In diagnosing 5ARD2, we proposed to use cutoff values of the urinary Et/An ratio based on the diagnostic value calculated in Table 3 instead of the reference values. Considering the influence of ethnic background on urinary metabolite ratios (31), we used the reference value determined by Chan et al. (19) to make a comparison with our results, as our patients were Asian. Using the cutoffs determined in this study, the sensitivity and accuracy of the test yielded better results.

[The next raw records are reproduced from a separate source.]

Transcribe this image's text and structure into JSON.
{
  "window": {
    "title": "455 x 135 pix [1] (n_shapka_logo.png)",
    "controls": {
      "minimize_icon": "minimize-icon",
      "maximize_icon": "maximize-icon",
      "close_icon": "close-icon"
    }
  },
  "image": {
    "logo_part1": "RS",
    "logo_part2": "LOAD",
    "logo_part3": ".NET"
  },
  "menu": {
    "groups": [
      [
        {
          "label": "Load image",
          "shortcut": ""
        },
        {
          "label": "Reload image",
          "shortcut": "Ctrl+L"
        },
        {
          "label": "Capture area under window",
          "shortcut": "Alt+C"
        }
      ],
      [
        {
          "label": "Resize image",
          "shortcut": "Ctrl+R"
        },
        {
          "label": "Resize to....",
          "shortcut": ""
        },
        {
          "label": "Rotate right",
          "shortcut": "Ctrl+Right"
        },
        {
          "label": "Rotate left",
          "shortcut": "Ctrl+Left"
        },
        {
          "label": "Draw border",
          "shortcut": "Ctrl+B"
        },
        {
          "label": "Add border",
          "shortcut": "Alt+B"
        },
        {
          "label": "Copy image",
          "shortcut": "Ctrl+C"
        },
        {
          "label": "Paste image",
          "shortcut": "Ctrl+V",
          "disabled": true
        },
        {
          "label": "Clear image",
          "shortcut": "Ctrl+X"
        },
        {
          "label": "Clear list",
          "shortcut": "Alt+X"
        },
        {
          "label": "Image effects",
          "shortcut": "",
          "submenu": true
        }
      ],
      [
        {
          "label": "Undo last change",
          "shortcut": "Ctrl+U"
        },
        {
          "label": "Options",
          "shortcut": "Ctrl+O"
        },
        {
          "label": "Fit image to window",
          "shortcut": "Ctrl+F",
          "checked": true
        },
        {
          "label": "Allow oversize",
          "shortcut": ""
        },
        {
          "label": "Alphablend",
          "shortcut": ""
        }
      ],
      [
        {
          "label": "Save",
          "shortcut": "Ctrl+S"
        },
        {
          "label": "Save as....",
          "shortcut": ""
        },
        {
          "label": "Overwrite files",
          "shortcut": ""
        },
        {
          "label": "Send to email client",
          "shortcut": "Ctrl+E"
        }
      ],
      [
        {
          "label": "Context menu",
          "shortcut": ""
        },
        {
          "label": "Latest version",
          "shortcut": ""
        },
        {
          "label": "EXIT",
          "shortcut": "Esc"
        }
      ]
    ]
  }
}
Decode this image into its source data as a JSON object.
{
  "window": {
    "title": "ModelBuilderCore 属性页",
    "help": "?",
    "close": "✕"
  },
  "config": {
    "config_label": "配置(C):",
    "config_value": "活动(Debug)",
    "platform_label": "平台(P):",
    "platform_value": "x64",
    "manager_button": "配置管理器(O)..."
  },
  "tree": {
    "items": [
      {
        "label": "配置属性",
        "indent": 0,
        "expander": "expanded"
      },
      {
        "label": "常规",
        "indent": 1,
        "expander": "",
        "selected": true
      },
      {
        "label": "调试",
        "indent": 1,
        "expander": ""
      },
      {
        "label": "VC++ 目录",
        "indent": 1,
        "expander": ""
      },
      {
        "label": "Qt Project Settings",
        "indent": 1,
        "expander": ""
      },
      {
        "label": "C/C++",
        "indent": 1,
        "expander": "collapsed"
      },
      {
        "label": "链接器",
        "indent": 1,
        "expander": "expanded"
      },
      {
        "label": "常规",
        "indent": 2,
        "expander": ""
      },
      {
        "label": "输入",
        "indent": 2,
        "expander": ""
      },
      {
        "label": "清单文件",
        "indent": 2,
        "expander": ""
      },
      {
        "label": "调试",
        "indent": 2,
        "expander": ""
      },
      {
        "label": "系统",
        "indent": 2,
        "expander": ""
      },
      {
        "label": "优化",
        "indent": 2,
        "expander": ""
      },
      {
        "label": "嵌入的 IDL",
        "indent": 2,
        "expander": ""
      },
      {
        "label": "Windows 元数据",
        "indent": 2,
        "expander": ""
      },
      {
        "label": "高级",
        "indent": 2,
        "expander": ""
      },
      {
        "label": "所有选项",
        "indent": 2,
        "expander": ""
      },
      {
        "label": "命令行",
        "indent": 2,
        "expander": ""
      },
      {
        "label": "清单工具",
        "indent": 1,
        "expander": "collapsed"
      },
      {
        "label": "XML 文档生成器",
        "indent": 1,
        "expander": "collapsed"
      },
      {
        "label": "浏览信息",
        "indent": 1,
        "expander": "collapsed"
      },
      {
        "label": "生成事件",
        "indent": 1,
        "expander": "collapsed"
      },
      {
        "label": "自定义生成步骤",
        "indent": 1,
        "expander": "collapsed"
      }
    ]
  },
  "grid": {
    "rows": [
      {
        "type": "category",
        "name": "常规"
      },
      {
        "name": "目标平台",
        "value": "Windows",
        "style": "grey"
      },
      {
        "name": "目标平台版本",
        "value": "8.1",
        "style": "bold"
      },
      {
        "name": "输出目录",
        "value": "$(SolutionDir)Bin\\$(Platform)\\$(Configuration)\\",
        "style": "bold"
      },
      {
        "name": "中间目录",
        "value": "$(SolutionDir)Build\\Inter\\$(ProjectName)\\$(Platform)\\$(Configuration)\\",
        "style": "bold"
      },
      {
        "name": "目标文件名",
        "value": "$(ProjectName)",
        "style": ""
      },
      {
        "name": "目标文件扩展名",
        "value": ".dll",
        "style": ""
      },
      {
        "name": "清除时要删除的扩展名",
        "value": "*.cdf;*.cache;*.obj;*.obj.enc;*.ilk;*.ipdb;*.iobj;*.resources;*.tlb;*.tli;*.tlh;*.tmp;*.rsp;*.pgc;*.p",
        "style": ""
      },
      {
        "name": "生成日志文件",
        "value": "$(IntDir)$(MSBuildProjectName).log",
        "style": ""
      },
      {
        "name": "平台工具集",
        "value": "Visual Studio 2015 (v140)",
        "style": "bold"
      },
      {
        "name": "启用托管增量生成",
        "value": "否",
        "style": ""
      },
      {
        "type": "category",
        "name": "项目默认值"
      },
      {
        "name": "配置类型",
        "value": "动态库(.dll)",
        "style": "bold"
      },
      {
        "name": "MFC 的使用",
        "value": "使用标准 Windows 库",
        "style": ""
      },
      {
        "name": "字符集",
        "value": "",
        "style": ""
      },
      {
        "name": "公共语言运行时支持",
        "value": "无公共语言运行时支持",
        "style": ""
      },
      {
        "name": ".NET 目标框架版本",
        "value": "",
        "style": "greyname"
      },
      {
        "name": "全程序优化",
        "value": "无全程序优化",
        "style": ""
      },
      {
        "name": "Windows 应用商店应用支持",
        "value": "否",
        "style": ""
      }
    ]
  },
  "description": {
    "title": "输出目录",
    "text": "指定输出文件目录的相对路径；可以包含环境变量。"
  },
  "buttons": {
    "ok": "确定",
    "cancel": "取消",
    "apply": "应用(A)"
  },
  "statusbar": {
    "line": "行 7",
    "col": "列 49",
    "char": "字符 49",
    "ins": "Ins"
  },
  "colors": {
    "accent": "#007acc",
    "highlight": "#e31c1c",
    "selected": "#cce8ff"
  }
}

The urinary Et/An ratio showed interesting results. Although the diagnostic value did not appear sufficiently convincing, we believe this may lead to a more obvious path in diagnosing carriers, especially when other 5β/5α steroid metabolite ratios are added. This study added informative data with cutoffs of the metabolite ratio, which may be implemented in clinical settings. To date, there have been no tests that can determine 5ARD2 carriers, except USP and molecular analysis. Since molecular analysis is not available in most regions in our country and still considered costly, the urinary Et/An ratio is an alternative test in detecting more patients and carriers and may contribute to genetic counseling of 5ARD2 patients.

5.1. Conclusions

The testosterone/DHT ratio was inaccurate in diagnosing 5ARD2 patients and carriers. When molecular analysis for the SRD5A2 gene is lacking, the urinary Et/An ratio may be a useful test to diagnose 5ARD2 patients and carriers.